What you should do now

For most individual users, no immediate action is required. Copilot will continue to function as before, and any model changes will be rolled out server-side, without software updates needed on your device. However, there are a few steps worth considering:

  • Stay alert for quality changes. If you notice Copilot in Excel suddenly misunderstands a query you’ve used reliably before, or Outlook’s tone shifts, report the feedback via the thumbs up/down icons. Microsoft uses this telemetry to fine-tune model behavior.
  • Review any automated workflows. Power users who have built macros or scripts that rely on Copilot’s output format should test them periodically after July 2026 to ensure compatibility.
  • For IT administrators: Consider enabling a phased rollout group for Microsoft 365 updates if your organization relies heavily on Copilot. This will give you a window to evaluate any model-driven changes before they reach all users. Also, keep a close eye on the Microsoft 365 roadmap for official announcements regarding MAI model availability.

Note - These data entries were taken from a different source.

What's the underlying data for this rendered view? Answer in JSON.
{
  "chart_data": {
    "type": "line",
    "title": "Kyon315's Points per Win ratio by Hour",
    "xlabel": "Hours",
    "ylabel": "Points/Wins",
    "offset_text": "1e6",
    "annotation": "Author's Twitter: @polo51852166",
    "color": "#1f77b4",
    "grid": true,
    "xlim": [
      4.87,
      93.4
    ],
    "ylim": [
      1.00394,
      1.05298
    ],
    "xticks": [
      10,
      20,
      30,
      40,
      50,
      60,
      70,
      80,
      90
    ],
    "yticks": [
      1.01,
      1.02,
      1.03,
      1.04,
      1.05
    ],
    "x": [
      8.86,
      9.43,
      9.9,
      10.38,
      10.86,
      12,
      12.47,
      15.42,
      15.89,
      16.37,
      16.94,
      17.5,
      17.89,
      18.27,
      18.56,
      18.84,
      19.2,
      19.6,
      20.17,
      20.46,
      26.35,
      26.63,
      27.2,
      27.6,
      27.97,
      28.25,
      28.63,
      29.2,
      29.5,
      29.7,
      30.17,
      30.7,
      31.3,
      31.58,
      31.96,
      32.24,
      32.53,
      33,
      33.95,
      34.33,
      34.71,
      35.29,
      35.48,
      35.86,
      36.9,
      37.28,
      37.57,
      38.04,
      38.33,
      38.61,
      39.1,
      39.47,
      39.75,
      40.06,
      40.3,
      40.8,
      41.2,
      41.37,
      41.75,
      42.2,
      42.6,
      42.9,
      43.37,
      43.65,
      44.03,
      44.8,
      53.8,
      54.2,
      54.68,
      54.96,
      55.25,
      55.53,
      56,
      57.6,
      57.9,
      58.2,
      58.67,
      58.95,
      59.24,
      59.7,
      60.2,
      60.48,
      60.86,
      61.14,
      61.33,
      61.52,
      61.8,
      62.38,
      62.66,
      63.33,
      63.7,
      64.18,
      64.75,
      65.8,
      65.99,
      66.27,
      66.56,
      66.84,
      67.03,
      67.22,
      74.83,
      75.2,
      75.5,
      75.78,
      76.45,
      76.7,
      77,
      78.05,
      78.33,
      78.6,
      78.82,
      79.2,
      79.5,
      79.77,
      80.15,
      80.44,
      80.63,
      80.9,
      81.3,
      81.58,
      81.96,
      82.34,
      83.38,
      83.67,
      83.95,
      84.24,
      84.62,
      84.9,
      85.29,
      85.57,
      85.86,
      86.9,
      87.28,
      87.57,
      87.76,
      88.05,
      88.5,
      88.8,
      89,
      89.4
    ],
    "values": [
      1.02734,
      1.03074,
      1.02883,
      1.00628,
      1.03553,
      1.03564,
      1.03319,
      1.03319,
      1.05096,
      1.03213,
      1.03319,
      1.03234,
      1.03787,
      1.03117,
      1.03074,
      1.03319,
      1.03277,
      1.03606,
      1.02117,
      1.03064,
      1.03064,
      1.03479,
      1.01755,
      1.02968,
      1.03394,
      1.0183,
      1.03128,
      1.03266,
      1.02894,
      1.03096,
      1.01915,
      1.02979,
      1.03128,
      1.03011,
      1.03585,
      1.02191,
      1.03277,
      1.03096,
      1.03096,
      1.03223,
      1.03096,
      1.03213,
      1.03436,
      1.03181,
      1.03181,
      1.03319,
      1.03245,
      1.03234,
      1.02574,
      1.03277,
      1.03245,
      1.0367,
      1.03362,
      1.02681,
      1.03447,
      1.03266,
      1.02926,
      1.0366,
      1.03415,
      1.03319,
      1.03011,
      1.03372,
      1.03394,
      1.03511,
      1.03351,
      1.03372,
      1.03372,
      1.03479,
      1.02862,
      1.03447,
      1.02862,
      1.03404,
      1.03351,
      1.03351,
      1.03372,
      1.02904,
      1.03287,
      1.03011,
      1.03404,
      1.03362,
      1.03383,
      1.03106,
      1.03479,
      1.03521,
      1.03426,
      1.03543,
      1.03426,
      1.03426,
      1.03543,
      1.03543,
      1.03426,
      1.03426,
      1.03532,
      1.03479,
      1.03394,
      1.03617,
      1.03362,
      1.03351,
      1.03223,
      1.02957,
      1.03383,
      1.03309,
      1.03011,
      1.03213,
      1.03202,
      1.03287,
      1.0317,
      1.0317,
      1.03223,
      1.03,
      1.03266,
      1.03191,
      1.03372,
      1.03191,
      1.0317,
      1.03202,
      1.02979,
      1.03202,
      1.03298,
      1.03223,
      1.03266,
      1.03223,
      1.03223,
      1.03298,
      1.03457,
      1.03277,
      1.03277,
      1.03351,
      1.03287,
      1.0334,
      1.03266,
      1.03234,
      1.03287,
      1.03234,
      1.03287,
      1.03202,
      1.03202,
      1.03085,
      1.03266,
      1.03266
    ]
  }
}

Looking ahead: More features, faster innovation

If the MAI transition proves successful, it could unlock a cascade of new capabilities. Smaller, more efficient models can run entirely on-device, enabling offline Copilot experiences and reducing latency for time-sensitive tasks like real-time meeting transcription. It could also pave the way for deeper customization, allowing enterprises to fine-tune models on their own data without relying on third-party APIs. For users, the endgame is a Copilot that feels faster, more predictable, and possibly cheaper—if Microsoft shares the windfall. The next six months will reveal whether this is a masterstroke of vertical integration or a miscalculation that hands rivals an opening.

In the interim, the AI assistant that millions rely on in their daily workflows is about to get a new brain. Whether you notice the difference depends on how carefully you’re paying attention.